CWD is a reportable disease under the Health of Animals Regulations, and all suspected cases must be reported to the CFIA. Testing is mandatory in Manitoba, Saskatchewan, Alberta and the Yukon. Reporting is voluntary in the rest of Canada.

Bolinger said there’s evidence that the prevalence of CWD is increasing in areas where it is established.

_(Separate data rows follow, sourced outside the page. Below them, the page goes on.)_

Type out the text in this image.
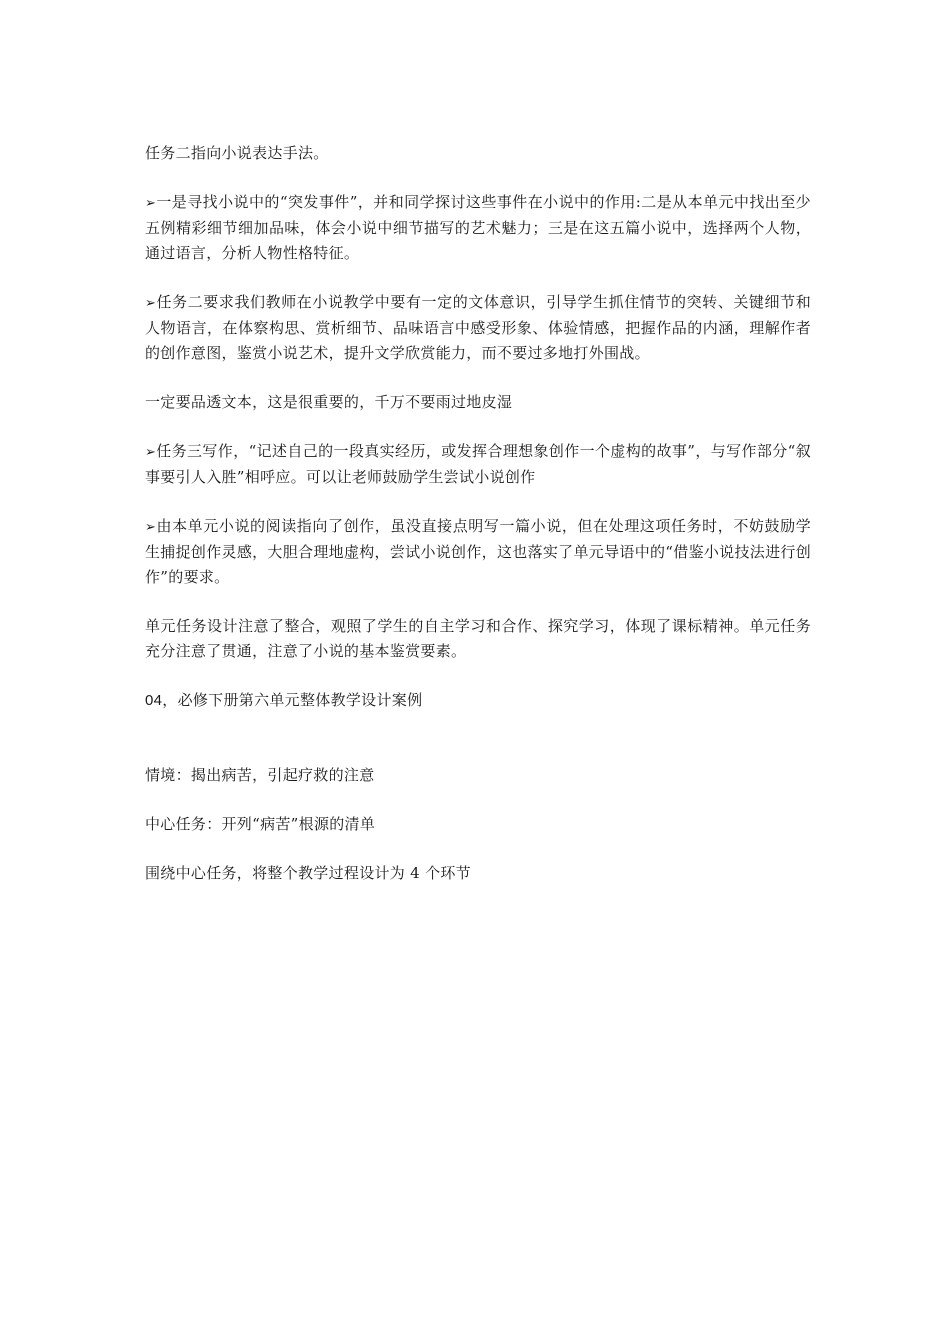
任务二指向小说表达手法。

➢一是寻找小说中的“突发事件”，并和同学探讨这些事件在小说中的作用:二是从本单元中找出至少五例精彩细节细加品味，体会小说中细节描写的艺术魅力；三是在这五篇小说中，选择两个人物，通过语言，分析人物性格特征。

➢任务二要求我们教师在小说教学中要有一定的文体意识，引导学生抓住情节的突转、关键细节和人物语言，在体察构思、赏析细节、品味语言中感受形象、体验情感，把握作品的内涵，理解作者的创作意图，鉴赏小说艺术，提升文学欣赏能力，而不要过多地打外围战。

一定要品透文本，这是很重要的，千万不要雨过地皮湿

➢任务三写作，“记述自己的一段真实经历，或发挥合理想象创作一个虚构的故事”，与写作部分“叙事要引人入胜”相呼应。可以让老师鼓励学生尝试小说创作

➢由本单元小说的阅读指向了创作，虽没直接点明写一篇小说，但在处理这项任务时，不妨鼓励学生捕捉创作灵感，大胆合理地虚构，尝试小说创作，这也落实了单元导语中的“借鉴小说技法进行创作”的要求。

单元任务设计注意了整合，观照了学生的自主学习和合作、探究学习，体现了课标精神。单元任务充分注意了贯通，注意了小说的基本鉴赏要素。

04，必修下册第六单元整体教学设计案例

情境：揭出病苦，引起疗救的注意

中心任务：开列“病苦”根源的清单

围绕中心任务，将整个教学过程设计为 4 个环节
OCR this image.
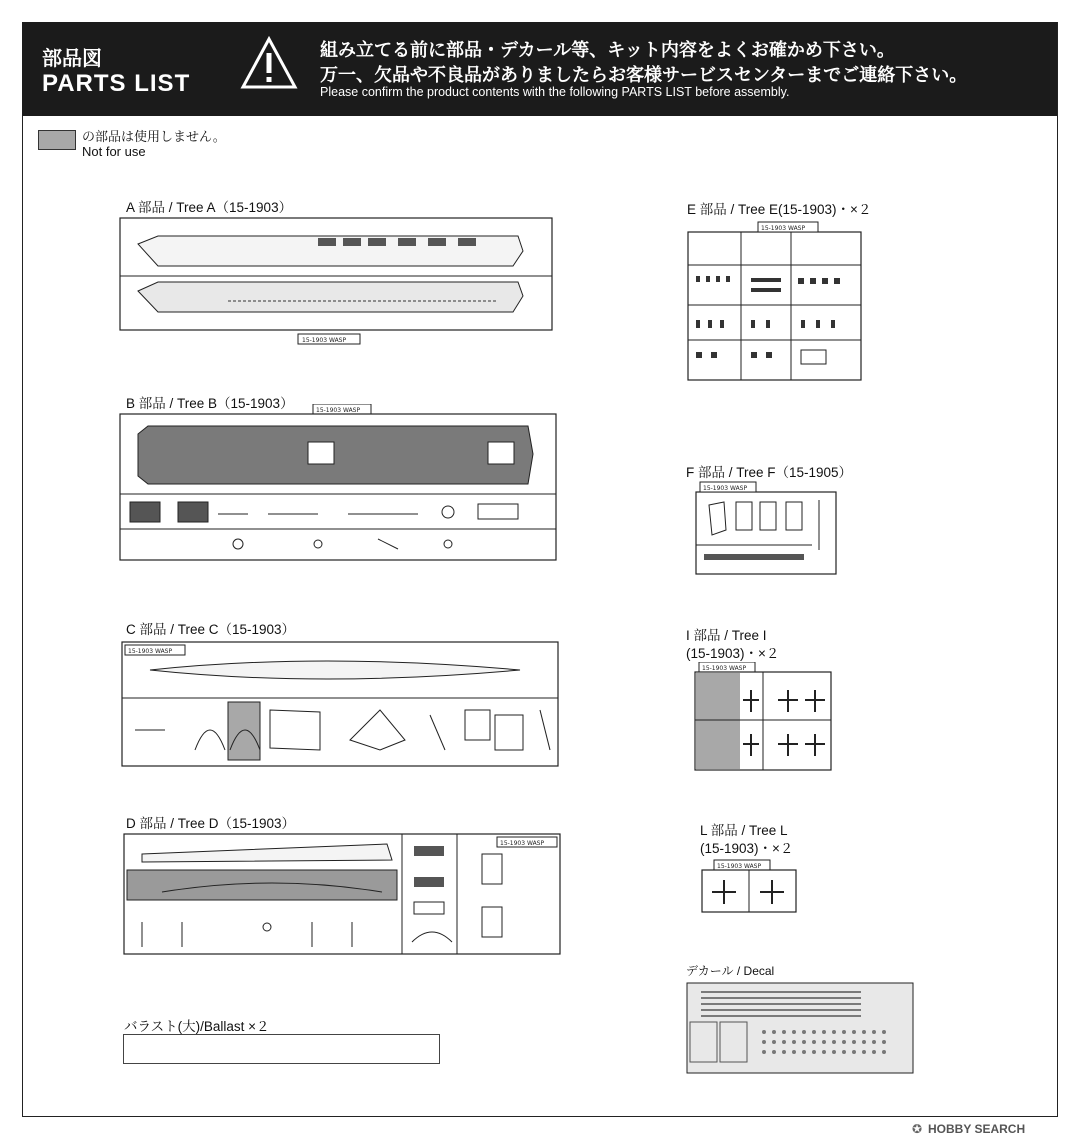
部品図
PARTS LIST
組み立てる前に部品・デカール等、キット内容をよくお確かめ下さい。
万一、欠品や不良品がありましたらお客様サービスセンターまでご連絡下さい。
Please confirm the product contents with the following PARTS LIST before assembly.
の部品は使用しません。
Not for use
A 部品 / Tree A（15-1903）
15-1903 WASP
B 部品 / Tree B（15-1903）	15-1903 WASP
C 部品 / Tree C（15-1903）
15-1903 WASP
D 部品 / Tree D（15-1903）
15-1903 WASP
E 部品 / Tree E(15-1903)・×２
15-1903 WASP
F 部品 / Tree F（15-1905）
15-1903 WASP
I 部品 / Tree I
(15-1903)・×２
15-1903 WASP
L 部品 / Tree L
(15-1903)・×２
15-1903 WASP
デカール / Decal
バラスト(大)/Ballast ×２
✪ HOBBY SEARCH
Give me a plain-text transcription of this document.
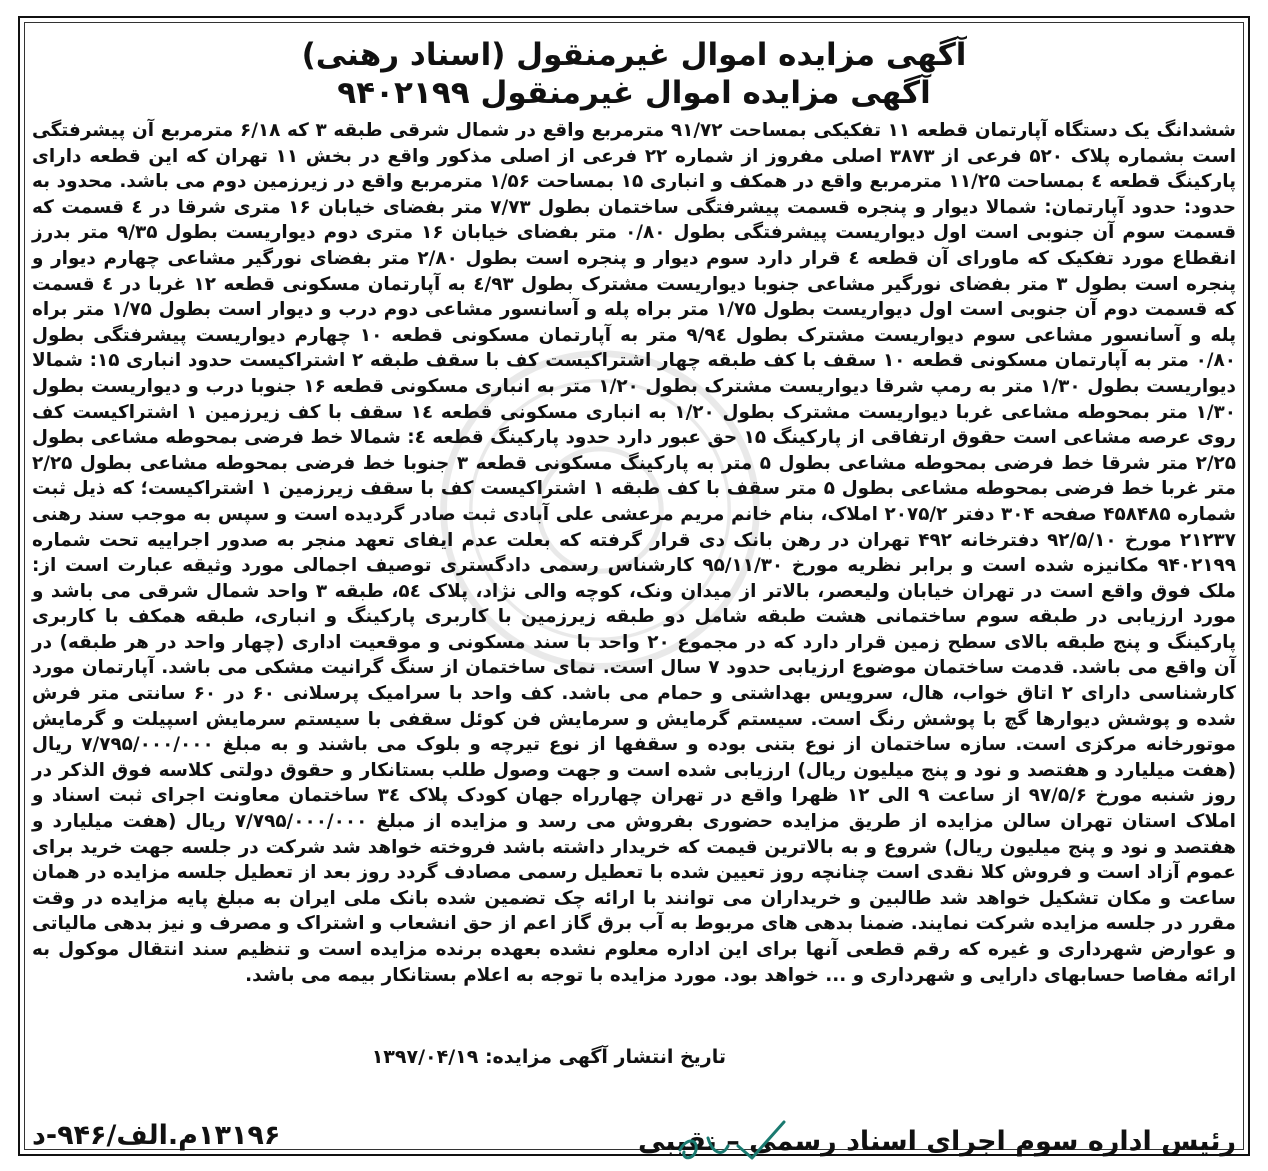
آگهی مزایده اموال غیرمنقول (اسناد رهنی)
آگهی مزایده اموال غیرمنقول ۹۴۰۲۱۹۹
ششدانگ یک دستگاه آپارتمان قطعه ۱۱ تفکیکی بمساحت ۹۱/۷۲ مترمربع واقع در شمال شرقی طبقه ۳ که ۶/۱۸ مترمربع آن پیشرفتگی است بشماره پلاک ۵۲۰ فرعی از ۳۸۷۳ اصلی مفروز از شماره ۲۲ فرعی از اصلی مذکور واقع در بخش ۱۱ تهران که این قطعه دارای پارکینگ قطعه ٤ بمساحت ۱۱/۲۵ مترمربع واقع در همکف و انباری ۱۵ بمساحت ۱/۵۶ مترمربع واقع در زیرزمین دوم می باشد. محدود به حدود: حدود آپارتمان: شمالا دیوار و پنجره قسمت پیشرفتگی ساختمان بطول ۷/۷۳ متر بفضای خیابان ۱۶ متری شرقا در ٤ قسمت که قسمت سوم آن جنوبی است اول دیواریست پیشرفتگی بطول ۰/۸۰ متر بفضای خیابان ۱۶ متری دوم دیواریست بطول ۹/۳۵ متر بدرز انقطاع مورد تفکیک که ماورای آن قطعه ٤ قرار دارد سوم دیوار و پنجره است بطول ۲/۸۰ متر بفضای نورگیر مشاعی چهارم دیوار و پنجره است بطول ۳ متر بفضای نورگیر مشاعی جنوبا دیواریست مشترک بطول ٤/۹۳ به آپارتمان مسکونی قطعه ۱۲ غربا در ٤ قسمت که قسمت دوم آن جنوبی است اول دیواریست بطول ۱/۷۵ متر براه پله و آسانسور مشاعی دوم درب و دیوار است بطول ۱/۷۵ متر براه پله و آسانسور مشاعی سوم دیواریست مشترک بطول ۹/۹٤ متر به آپارتمان مسکونی قطعه ۱۰ چهارم دیواریست پیشرفتگی بطول ۰/۸۰ متر به آپارتمان مسکونی قطعه ۱۰ سقف با کف طبقه چهار اشتراکیست کف با سقف طبقه ۲ اشتراکیست حدود انباری ۱۵: شمالا دیواریست بطول ۱/۳۰ متر به رمپ شرقا دیواریست مشترک بطول ۱/۲۰ متر به انباری مسکونی قطعه ۱۶ جنوبا درب و دیواریست بطول ۱/۳۰ متر بمحوطه مشاعی غربا دیواریست مشترک بطول ۱/۲۰ به انباری مسکونی قطعه ۱٤ سقف با کف زیرزمین ۱ اشتراکیست کف روی عرصه مشاعی است حقوق ارتفاقی از پارکینگ ۱۵ حق عبور دارد حدود پارکینگ قطعه ٤: شمالا خط فرضی بمحوطه مشاعی بطول ۲/۲۵ متر شرقا خط فرضی بمحوطه مشاعی بطول ۵ متر به پارکینگ مسکونی قطعه ۳ جنوبا خط فرضی بمحوطه مشاعی بطول ۲/۲۵ متر غربا خط فرضی بمحوطه مشاعی بطول ۵ متر سقف با کف طبقه ۱ اشتراکیست کف با سقف زیرزمین ۱ اشتراکیست؛ که ذیل ثبت شماره ۴۵۸۴۸۵ صفحه ۳۰۴ دفتر ۲۰۷۵/۲ املاک، بنام خانم مریم مرعشی علی آبادی ثبت صادر گردیده است و سپس به موجب سند رهنی ۲۱۲۳۷ مورخ ۹۲/۵/۱۰ دفترخانه ۴۹۲ تهران در رهن بانک دی قرار گرفته که بعلت عدم ایفای تعهد منجر به صدور اجراییه تحت شماره ۹۴۰۲۱۹۹ مکانیزه شده است و برابر نظریه مورخ ۹۵/۱۱/۳۰ کارشناس رسمی دادگستری توصیف اجمالی مورد وثیقه عبارت است از: ملک فوق واقع است در تهران خیابان ولیعصر، بالاتر از میدان ونک، کوچه والی نژاد، پلاک ۵٤، طبقه ۳ واحد شمال شرقی می باشد و مورد ارزیابی در طبقه سوم ساختمانی هشت طبقه شامل دو طبقه زیرزمین با کاربری پارکینگ و انباری، طبقه همکف با کاربری پارکینگ و پنج طبقه بالای سطح زمین قرار دارد که در مجموع ۲۰ واحد با سند مسکونی و موقعیت اداری (چهار واحد در هر طبقه) در آن واقع می باشد. قدمت ساختمان موضوع ارزیابی حدود ۷ سال است. نمای ساختمان از سنگ گرانیت مشکی می باشد. آپارتمان مورد کارشناسی دارای ۲ اتاق خواب، هال، سرویس بهداشتی و حمام می باشد. کف واحد با سرامیک پرسلانی ۶۰ در ۶۰ سانتی متر فرش شده و پوشش دیوارها گچ با پوشش رنگ است. سیستم گرمایش و سرمایش فن کوئل سقفی با سیستم سرمایش اسپیلت و گرمایش موتورخانه مرکزی است. سازه ساختمان از نوع بتنی بوده و سقفها از نوع تیرچه و بلوک می باشند و به مبلغ ۷/۷۹۵/۰۰۰/۰۰۰ ریال (هفت میلیارد و هفتصد و نود و پنج میلیون ریال) ارزیابی شده است و جهت وصول طلب بستانکار و حقوق دولتی کلاسه فوق الذکر در روز شنبه مورخ ۹۷/۵/۶ از ساعت ۹ الی ۱۲ ظهرا واقع در تهران چهارراه جهان کودک پلاک ۳٤ ساختمان معاونت اجرای ثبت اسناد و املاک استان تهران سالن مزایده از طریق مزایده حضوری بفروش می رسد و مزایده از مبلغ ۷/۷۹۵/۰۰۰/۰۰۰ ریال (هفت میلیارد و هفتصد و نود و پنج میلیون ریال) شروع و به بالاترین قیمت که خریدار داشته باشد فروخته خواهد شد شرکت در جلسه جهت خرید برای عموم آزاد است و فروش کلا نقدی است چنانچه روز تعیین شده با تعطیل رسمی مصادف گردد روز بعد از تعطیل جلسه مزایده در همان ساعت و مکان تشکیل خواهد شد طالبین و خریداران می توانند با ارائه چک تضمین شده بانک ملی ایران به مبلغ پایه مزایده در وقت مقرر در جلسه مزایده شرکت نمایند. ضمنا بدهی های مربوط به آب برق گاز اعم از حق انشعاب و اشتراک و مصرف و نیز بدهی مالیاتی و عوارض شهرداری و غیره که رقم قطعی آنها برای این اداره معلوم نشده بعهده برنده مزایده است و تنظیم سند انتقال موکول به ارائه مفاصا حسابهای دارایی و شهرداری و ... خواهد بود. مورد مزایده با توجه به اعلام بستانکار بیمه می باشد.
تاریخ انتشار آگهی مزایده: ۱۳۹۷/۰۴/۱۹
رئیس اداره سوم اجرای اسناد رسمی – نقیبی
۱۳۱۹۶م.الف/۹۴۶-د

There’s also confirmation that it’s spreading further in Saskatchewan and Alberta.

There are also potential concerns beyond wild cervids.

“It’s transmissible to caribou, reindeer and they’ve detected it in moose in other locations,” he said.

Bolinger said proposed strategies include reducing contact with wild populations of deer and elk, but further research is needed on how to deal with the disease in the wild.

One possible bright spot is research by the Vaccine Infectious Disease Organization (VIDO-InterVac) in Saskatoon.

“There are some potential developments that might be useful in managing the disease in game ranches and in the wild, but we don’t have any concrete solutions at this stage.”